La legge dello spogliatoio per vincere il razzismo
Il 21 marzo si è celebrata la Giornata mondiale contro il razzismo, indetta dalle Nazioni Unite in ricordo del massacro di Schaperville del 1960, la giornata più sanguinosa dell’apartheid in Sudafrica. C’è, però, qualcosa che non funziona. Di manifestazioni e iniziative per celebrare la Giornata ne sono state fatte tante, in Europa e in Italia. Ma se chiedi a dieci persone a caso, che passano per strada, se sanno che la settimana scorsa c’è stata questa celebrazione, almeno otto ti rispondono di no. Dunque la giornata contro il razzismo non ha “bucato”, nel senso che ha raggiunto solo una quota molto marginale della popolazione. Strano, perché se oggi c’è un tema di grande attualità è proprio questo.
Sappiamo tutti che molto del futuro dell’umanità si gioca nella capacità di accogliere l’altro senza pregiudizi. Lo sport da questo punto di vista rappresenta un avamposto culturale della società. Se c’è un luogo dove il razzismo é stato sconfitto, si chiama spogliatoio. Dentro quei 20 metri quadri, con panche e docce, il colore della pelle, la religione, il Paese di provenienza sono “dettagli” che interessano poco. Lì, in maglietta e calzoncini, ci si sente subito tutti uguali.
Pensiamo allo spogliatoio di una qualsiasi squadretta di un oratorio. Le statistiche dicono che spesso a vestire la stessa maglietta sono ragazzi o ragazze di Paesi, religioni, colore della pelle e abitudini differenti. A tenerli insieme non è uno specialista in mediazione culturale o in strategie di integrazione. È il signor Giovanni, allenatore per passione, e infermiere nella vita.
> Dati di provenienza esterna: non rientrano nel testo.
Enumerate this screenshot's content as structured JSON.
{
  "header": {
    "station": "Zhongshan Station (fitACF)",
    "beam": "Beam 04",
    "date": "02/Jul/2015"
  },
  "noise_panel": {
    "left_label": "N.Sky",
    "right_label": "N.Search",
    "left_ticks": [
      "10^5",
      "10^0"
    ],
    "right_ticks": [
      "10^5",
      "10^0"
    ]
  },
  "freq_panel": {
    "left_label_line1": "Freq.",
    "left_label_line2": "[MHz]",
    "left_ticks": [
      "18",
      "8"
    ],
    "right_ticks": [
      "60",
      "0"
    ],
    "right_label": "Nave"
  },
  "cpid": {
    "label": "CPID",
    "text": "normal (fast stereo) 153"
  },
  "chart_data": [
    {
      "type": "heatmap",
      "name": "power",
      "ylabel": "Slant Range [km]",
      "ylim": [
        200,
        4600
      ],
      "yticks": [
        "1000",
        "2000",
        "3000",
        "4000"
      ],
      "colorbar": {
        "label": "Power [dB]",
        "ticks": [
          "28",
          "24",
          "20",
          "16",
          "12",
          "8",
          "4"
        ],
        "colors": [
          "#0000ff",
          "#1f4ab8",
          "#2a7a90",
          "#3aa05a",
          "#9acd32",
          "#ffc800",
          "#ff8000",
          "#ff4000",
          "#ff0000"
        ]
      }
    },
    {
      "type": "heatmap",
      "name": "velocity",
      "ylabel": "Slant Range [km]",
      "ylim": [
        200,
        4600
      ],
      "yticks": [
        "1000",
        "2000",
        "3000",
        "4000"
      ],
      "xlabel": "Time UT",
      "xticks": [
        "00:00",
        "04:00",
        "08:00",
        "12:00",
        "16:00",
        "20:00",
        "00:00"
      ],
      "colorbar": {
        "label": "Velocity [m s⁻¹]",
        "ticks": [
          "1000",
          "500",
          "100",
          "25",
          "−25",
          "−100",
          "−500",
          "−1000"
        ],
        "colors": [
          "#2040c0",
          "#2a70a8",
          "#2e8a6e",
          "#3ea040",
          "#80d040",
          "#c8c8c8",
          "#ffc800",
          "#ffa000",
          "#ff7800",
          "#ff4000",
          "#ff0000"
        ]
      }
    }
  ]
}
Il suo ultimo problema è il colore della pelle o il Paese di origine dei ragazzi. A farlo diventare matto è, piuttosto, il fatto che Jadidh non passa mai la palla, che Matteo sbaglia i gol a porta vuota e che Karol ha un gran fisico ma in difesa è troppo incerto. Lo sport ha davvero una forza devastante nell’abbattere barriere e distanze tra le persone e tra i popoli. Non è retorica. È la verità. E questo non riguarda solo i ragazzi. Quando vanno a mangiare la pizza, i genitori dei ragazzi di quella squadretta si frequentano con la più grande naturalezza, si incontrano, diventano amici e a nessuno passa per la testa che il colore della pelle o il Paese di provenienza sia “un problema”. Insomma, lo sport (quello vissuto e praticato, non quello urlato allo stadio) batte il razzismo 10 a 0. Ecco perché vale la pena ricordare la Giornata mondiale contro il razzismo e che siamo avamposto nella società del nostro tempo. Ecco perché vale la pena ricordare che a volte abbiamo già vinto anche quando non portiamo a casa i tre punti a fine partita.